The move is also meant to bring down the pressure on the naira amid falling oil prices and perceived dollarisation of the economy, according to industry analysts.
In a circular titled, Exclusion of Some Transactions from the RDAS Window, posted on its website yesterday, the CBN said: “This is to inform all authorised dealers and the general public that in order to maintain the existing stability in the foreign exchange market and to further strengthen the various measures already initiated by the Central Bank of Nigeria, the importation of the following items shall henceforth be funded from the interbank foreign exchange market only: electronics, finished products, information technology, generators, telecommunications equipment, invisible transactions.”
In another circular, the central bank also said it had observed that banks and discount houses now have a preference for keeping their idle balances in its Standing Deposit Facility (SDF), thereby constraining the process of financial intermediation.
In order to encourage banks to increase lending to the productive sector of the economy, the regulator therefore announced a review on the guidelines for the operations of the SDF.
Specifically, it stated that “the remunerable daily placements by banks and discount houses at the SDF shall not exceed N7.5 billion.
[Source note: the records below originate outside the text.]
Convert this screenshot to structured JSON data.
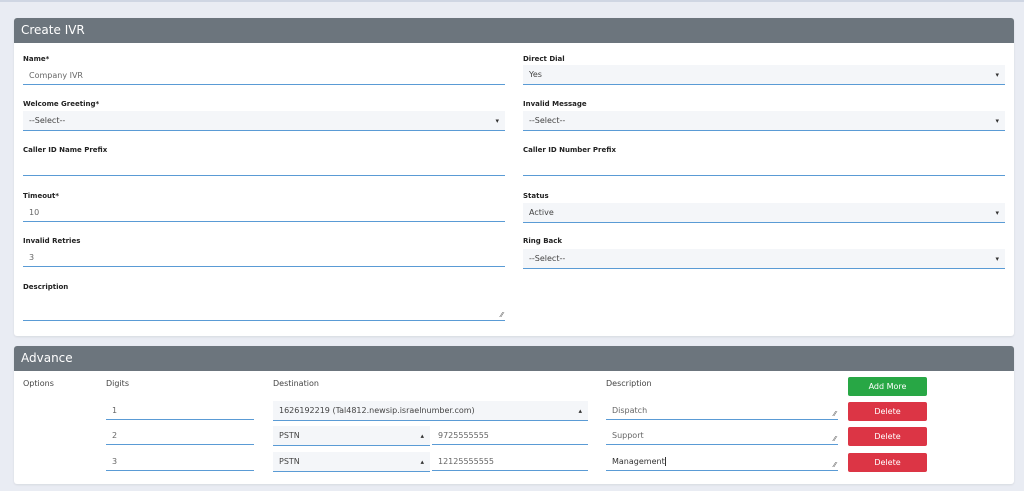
{
  "create": {
    "title": "Create IVR",
    "fields": {
      "name": {
        "label": "Name*",
        "value": "Company IVR"
      },
      "direct_dial": {
        "label": "Direct Dial",
        "value": "Yes"
      },
      "welcome_greeting": {
        "label": "Welcome Greeting*",
        "value": "--Select--"
      },
      "invalid_message": {
        "label": "Invalid Message",
        "value": "--Select--"
      },
      "caller_id_name_prefix": {
        "label": "Caller ID Name Prefix",
        "value": ""
      },
      "caller_id_number_prefix": {
        "label": "Caller ID Number Prefix",
        "value": ""
      },
      "timeout": {
        "label": "Timeout*",
        "value": "10"
      },
      "status": {
        "label": "Status",
        "value": "Active"
      },
      "invalid_retries": {
        "label": "Invalid Retries",
        "value": "3"
      },
      "ring_back": {
        "label": "Ring Back",
        "value": "--Select--"
      },
      "description": {
        "label": "Description",
        "value": ""
      }
    }
  },
  "advance": {
    "title": "Advance",
    "headers": {
      "options": "Options",
      "digits": "Digits",
      "destination": "Destination",
      "description": "Description"
    },
    "add_more_label": "Add More",
    "delete_label": "Delete",
    "rows": [
      {
        "digit": "1",
        "destination": "1626192219 (Tal4812.newsip.israelnumber.com)",
        "number": "",
        "description": "Dispatch"
      },
      {
        "digit": "2",
        "destination": "PSTN",
        "number": "9725555555",
        "description": "Support"
      },
      {
        "digit": "3",
        "destination": "PSTN",
        "number": "12125555555",
        "description": "Management"
      }
    ]
  },
  "icons": {
    "caret_down": "▾",
    "caret_up": "▴",
    "resize": "⁄⁄"
  }
}
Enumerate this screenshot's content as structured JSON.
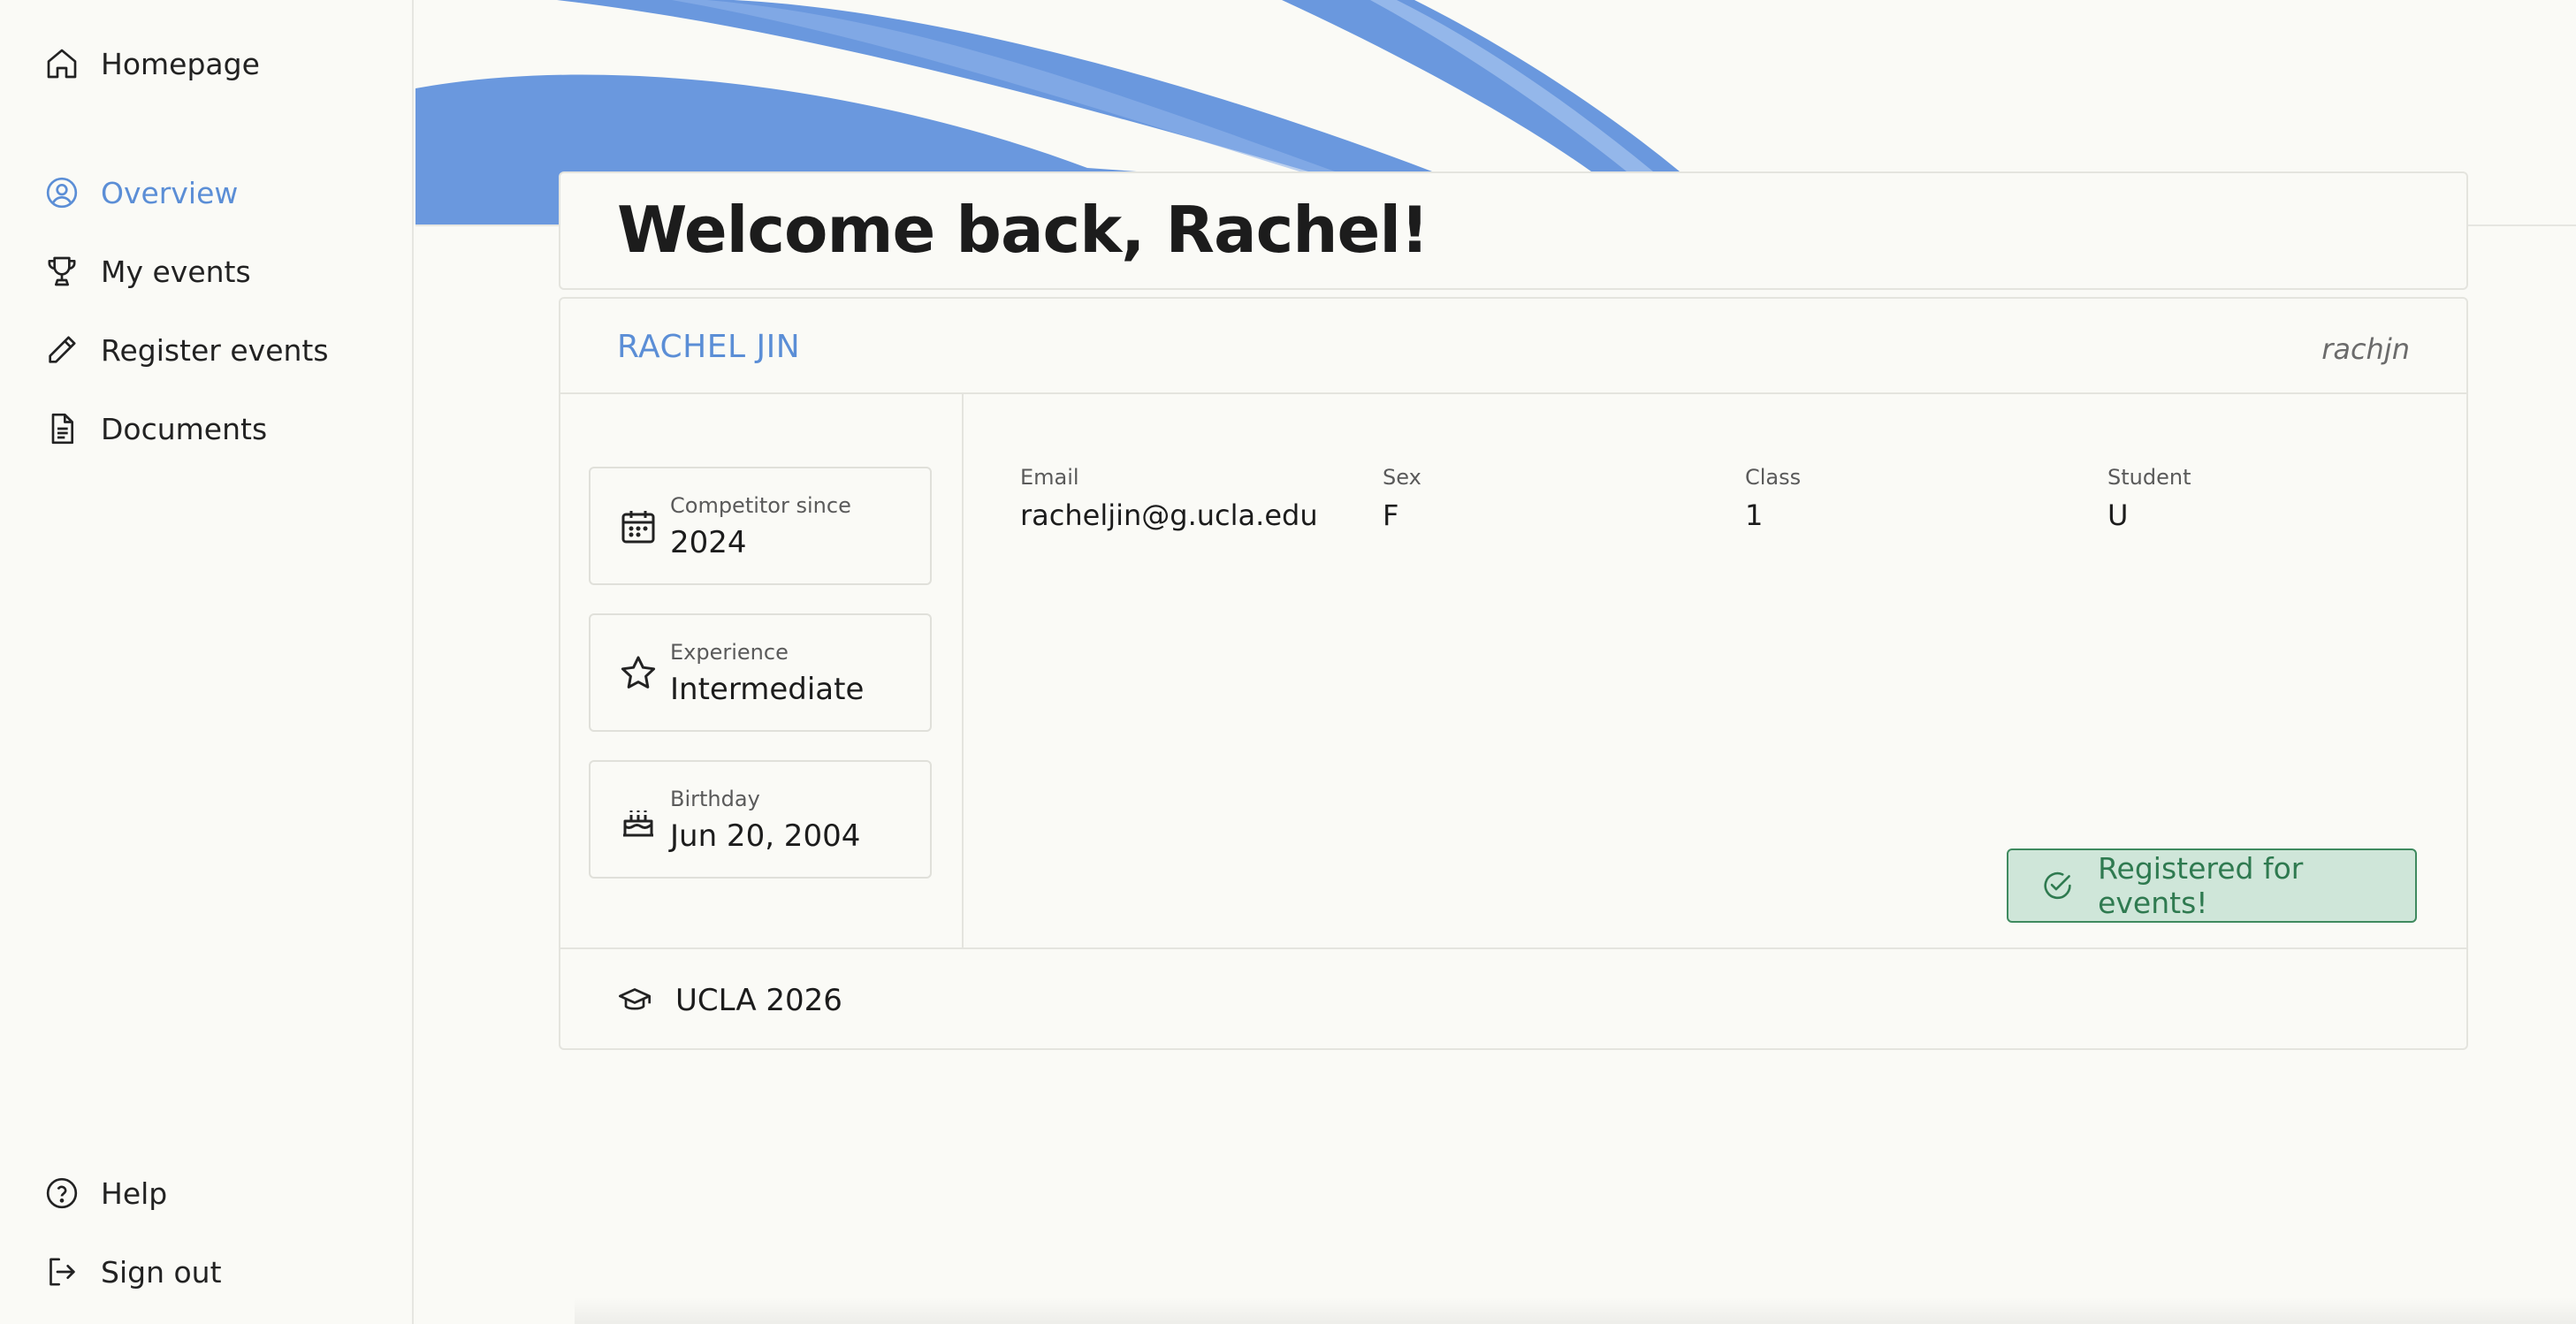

This shall be remunerated at the SDF rate of 10 per cent per annum.
“Any deposit by a bank and discount house in excess of N7.5 billion shall not be remunerated. These provisions are without prejudice to the subsisting Monetary Policy Rate (MPR) corridor.
“For the avoidance of doubt, the SDF remains as a monetary policy tool.”
According to the banking sector regulator, the MPR corridor remains +/- 200 basis points, that is 10 per cent per annum up to the limit of N7.5 billion.
Reacting to the CBN’s directive on the diversion of demand from CBN’s official foreign exchange window to the interbank market, a market analyst, who preferred not to be named, said: “The objective of this policy decision is to reduce pressure on foreign exchange reserves.
Also, the CBN said it had also reviewed the guidelines for the operation of its Standing Deposit Facility in order to encourage banks and discount houses to lend to the productive sectors of the economy.
The central bank noted that banks and discount houses preferred keeping their idle balances at the CBN’s SDF, thereby constraining the process of financial intermediation.
Consequently, it has reduced the remunerable daily placements by banks and discount houses at the SDF to maximum of N7.5bn.
In a circular signed by its Director, Financial Markets, Mr. E. U Ukeje, the central bank said, “All deposits by a bank or discount house in excess of N7.5bn shall not be remunerated.”